BOMBAY — The Town of Bombay will tackle property revaluation for the first time in its history, including parcels in the St. Regis Mohawk tribal land-claims area.
The impact when all 898 parcels are valued by Assessor David Rotman will show up on September 2014 school-tax bills and town-tax bills in January 2015.
A presentation on the process will be made to the Town Council by the assessor and a representative of the State Office of Real Property Services at its next meeting at 7 p.m. Tuesday, March 12.
Property tax is calculated using a town’s taxable assessed-property value set by the assessor and the town’s total market value, which is determined by the state, using a complicated formula.
If a town’s taxable assessed value is raised to 100 percent during a revaluation, the tax rate per $1,000 of assessed-property value will decrease as long as the town’s overall levy stays roughly the same.
In Franklin County, seven towns have 100 percent valuation, four are in the 90 percent range, six are in the 60, 70 and 80 percent range, and Constable is at 11.07 percent.
Bombay is at 3.12 percent.
In 2013, Bombay residents were assessed $132.28 per $1,000 in property tax compared to $37.27 per $1,000 in Constable and a range of $4.09 to $6.58 per $1,000 in the other towns.
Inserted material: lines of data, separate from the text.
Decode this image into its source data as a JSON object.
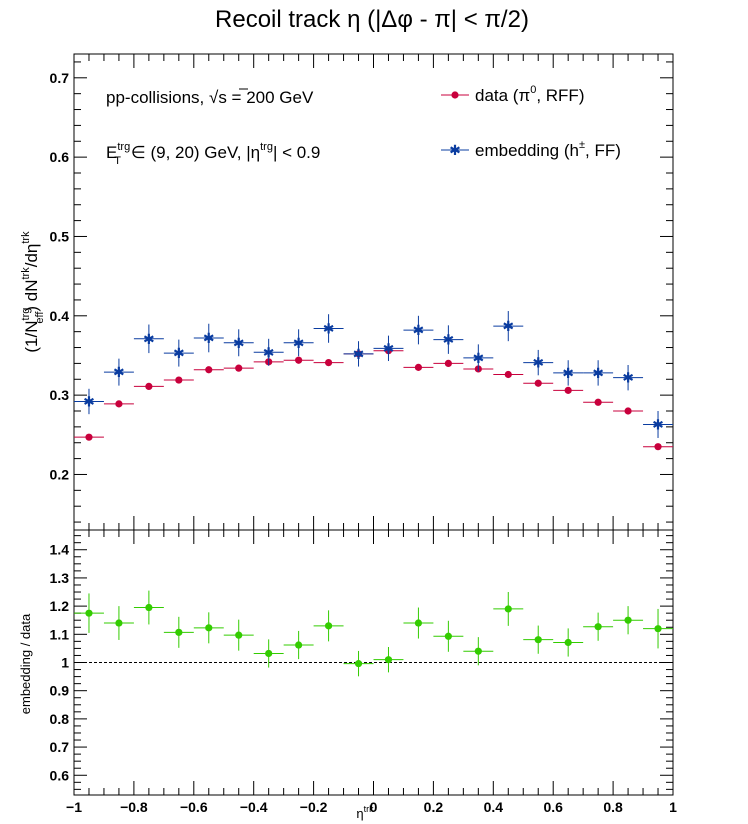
{
  "chart_data": [
    {
      "type": "scatter",
      "title": "Recoil track η (|Δφ - π| < π/2)",
      "ylabel": "(1/N_eff^trg) dN^trk/dη^trk",
      "xlim": [
        -1,
        1
      ],
      "ylim": [
        0.13,
        0.73
      ],
      "yticks": [
        "0.2",
        "0.3",
        "0.4",
        "0.5",
        "0.6",
        "0.7"
      ],
      "annotations": [
        "pp-collisions, √s = 200 GeV",
        "E_T^trg ∈ (9, 20) GeV, |η^trg| < 0.9"
      ],
      "legend_position": "top-right",
      "series": [
        {
          "name": "data (π⁰, RFF)",
          "color": "#c8003c",
          "marker": "circle",
          "x": [
            -0.95,
            -0.85,
            -0.75,
            -0.65,
            -0.55,
            -0.45,
            -0.35,
            -0.25,
            -0.15,
            -0.05,
            0.05,
            0.15,
            0.25,
            0.35,
            0.45,
            0.55,
            0.65,
            0.75,
            0.85,
            0.95
          ],
          "y": [
            0.247,
            0.289,
            0.311,
            0.319,
            0.332,
            0.334,
            0.342,
            0.344,
            0.341,
            0.352,
            0.356,
            0.335,
            0.34,
            0.333,
            0.326,
            0.315,
            0.306,
            0.291,
            0.28,
            0.235
          ],
          "yerr": [
            0.004,
            0.004,
            0.004,
            0.004,
            0.004,
            0.004,
            0.004,
            0.004,
            0.004,
            0.004,
            0.004,
            0.004,
            0.004,
            0.004,
            0.004,
            0.004,
            0.004,
            0.004,
            0.004,
            0.004
          ]
        },
        {
          "name": "embedding (h±, FF)",
          "color": "#0a3ca0",
          "marker": "star",
          "x": [
            -0.95,
            -0.85,
            -0.75,
            -0.65,
            -0.55,
            -0.45,
            -0.35,
            -0.25,
            -0.15,
            -0.05,
            0.05,
            0.15,
            0.25,
            0.35,
            0.45,
            0.55,
            0.65,
            0.75,
            0.85,
            0.95
          ],
          "y": [
            0.292,
            0.329,
            0.371,
            0.353,
            0.372,
            0.366,
            0.354,
            0.366,
            0.384,
            0.352,
            0.359,
            0.382,
            0.37,
            0.347,
            0.387,
            0.341,
            0.328,
            0.328,
            0.322,
            0.263
          ],
          "yerr": [
            0.016,
            0.017,
            0.018,
            0.017,
            0.018,
            0.017,
            0.017,
            0.017,
            0.018,
            0.016,
            0.016,
            0.018,
            0.018,
            0.017,
            0.019,
            0.016,
            0.016,
            0.016,
            0.016,
            0.017
          ]
        }
      ]
    },
    {
      "type": "scatter",
      "xlabel": "η^trk",
      "ylabel": "embedding / data",
      "xlim": [
        -1,
        1
      ],
      "ylim": [
        0.53,
        1.47
      ],
      "xticks": [
        "−1",
        "−0.8",
        "−0.6",
        "−0.4",
        "−0.2",
        "0",
        "0.2",
        "0.4",
        "0.6",
        "0.8",
        "1"
      ],
      "yticks": [
        "0.6",
        "0.7",
        "0.8",
        "0.9",
        "1",
        "1.1",
        "1.2",
        "1.3",
        "1.4"
      ],
      "reference_line": 1,
      "series": [
        {
          "color": "#33cc00",
          "marker": "circle",
          "x": [
            -0.95,
            -0.85,
            -0.75,
            -0.65,
            -0.55,
            -0.45,
            -0.35,
            -0.25,
            -0.15,
            -0.05,
            0.05,
            0.15,
            0.25,
            0.35,
            0.45,
            0.55,
            0.65,
            0.75,
            0.85,
            0.95
          ],
          "y": [
            1.175,
            1.14,
            1.195,
            1.107,
            1.123,
            1.097,
            1.032,
            1.062,
            1.13,
            0.996,
            1.01,
            1.14,
            1.093,
            1.04,
            1.19,
            1.081,
            1.071,
            1.127,
            1.15,
            1.12
          ],
          "yerr": [
            0.07,
            0.06,
            0.06,
            0.055,
            0.055,
            0.055,
            0.05,
            0.05,
            0.055,
            0.045,
            0.045,
            0.055,
            0.055,
            0.05,
            0.06,
            0.05,
            0.05,
            0.05,
            0.05,
            0.07
          ]
        }
      ]
    }
  ]
}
“These numbers are in the 1950s and 1960s era, and that is causing inequity to the roll,” Rotman said.
Basic information about each parcel must be gathered and cataloged, giving him a place to start.
“It’s a big project, and it’s never been done,” he said. “They had never entered data in the computer.”
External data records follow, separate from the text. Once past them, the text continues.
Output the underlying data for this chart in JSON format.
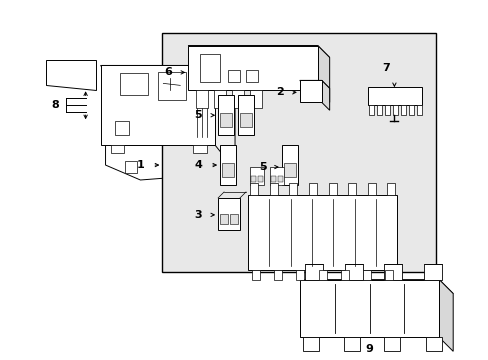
{
  "background_color": "#ffffff",
  "line_color": "#000000",
  "gray_fill": "#e8e8e8",
  "figure_width": 4.89,
  "figure_height": 3.6,
  "dpi": 100,
  "font_size": 8
}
In the past two years, Rotman and data collectors have been gathering the needed information, which he said is about 85 percent complete.
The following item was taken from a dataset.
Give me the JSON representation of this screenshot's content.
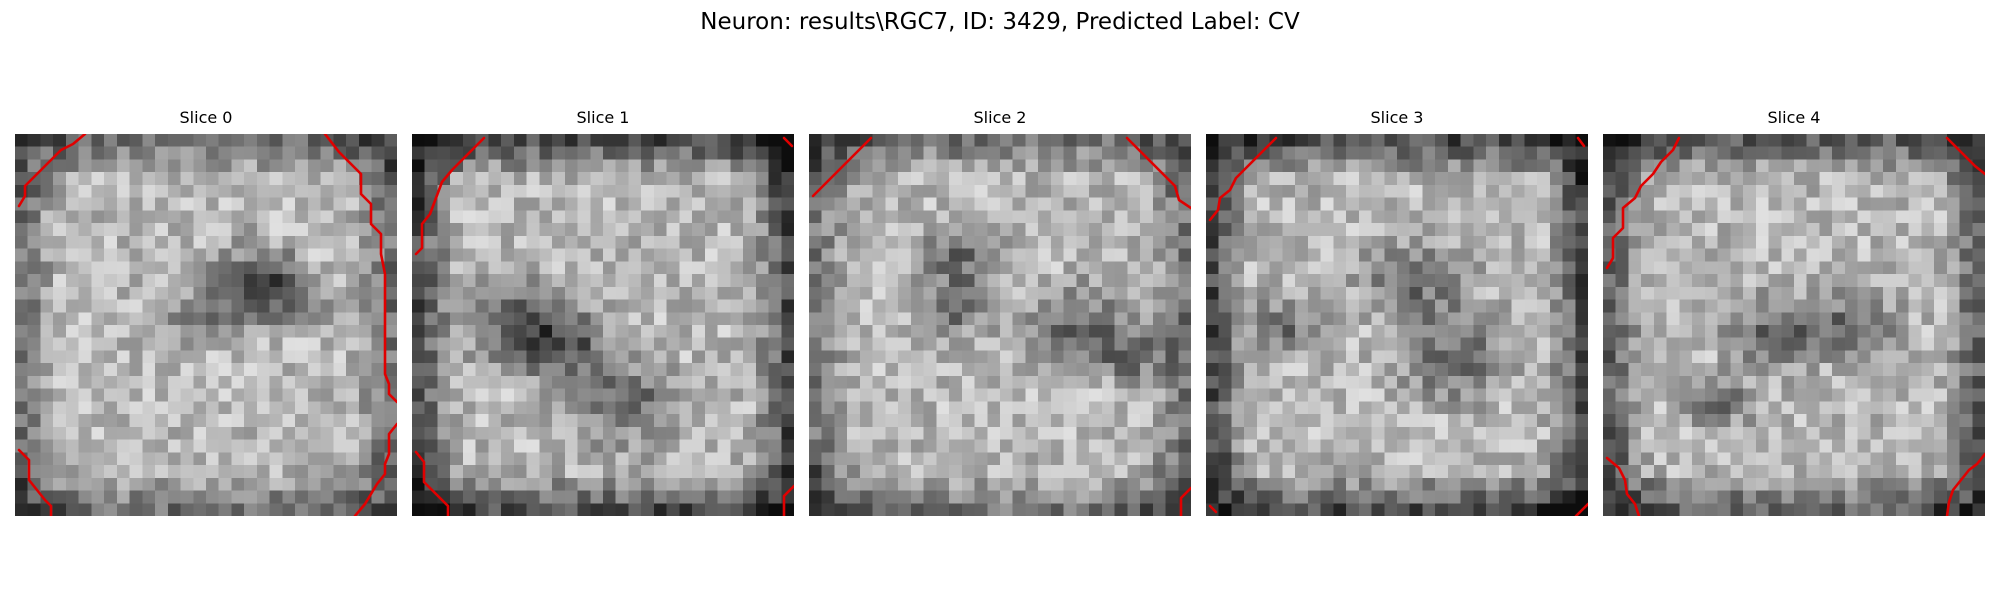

The reval begins when he goes back to visit each property to verify the data and make revisions.
Rotman will conduct the residential appraisals but will ask the Town Council to hire another appraiser to help value the town’s commercial properties, such as the parking lot at the Akwesasne Mohawk Casino, the Holiday Inn next door and Speedway Express.
“There are some complex properties in Bombay, and you don’t want to guess at a value,” he said. “There’s a whole process to this, and if the assessment is contested, I want the correct data to back it up.
“Commercial land sells for a lot more than other land, and I want to make sure our values are within certain parameters,” the assessor said. “I don’t want to be too low or too high. Equity is essential in a reval.”
MOHAWK LAND CLAIM
And so is impartiality, especially in the sensitive area of ownership of certain lands.
The Mohawks filed suit in 1985, staking claim to 13,463 acres of land, and the largest chunk is in what is known as the Bombay Triangle near the casino.
The land claim is based on a treaty signed in 1796, involving parcels in northwest Franklin County and northeast St. Lawrence County that the tribe says were purchased over time by the state without proper federal approval.
“I’m the assessor. I don’t care about the land claim,” Rotman said. “All I care about is, if it’s a property in the Town of Bombay, it needs to be assessed.
“My question is, is the Town Council going to back me up? They are politicians, and I’m appointed.
“That’s a major concern of mine — if I will get the support I need when push comes to shove.
“I don’t care if it’s the town supervisor, his or her property will be given a value,” Rotman added. “I can’t care about who you are.”
‘NOT FAIR TO ALL’
Letters will go out to property owners in March 2014 announcing the new valuations and offering owners a chance to discuss the revisions with Rotman at an informal hearing.
If owners are not satisfied, they can go to the town’s Grievance Day the last week of May for a formal hearing and on to small-claims court if they are still not happy.
Another letter will go out in July 2014, affirming the final assessment-roll reval data, and the September 2014 school-tax bills will reflect the new taxes.
Rotman said it’s important to bring Bombay’s valuation to 100 percent.
“This has never happened before so for some people, it will be quite a shock,” he said.
“But it’s not fair to everybody in the county or the taxpayers of Bombay without equalization,” the assessor said. “Maybe the people of Bombay are paying too much.”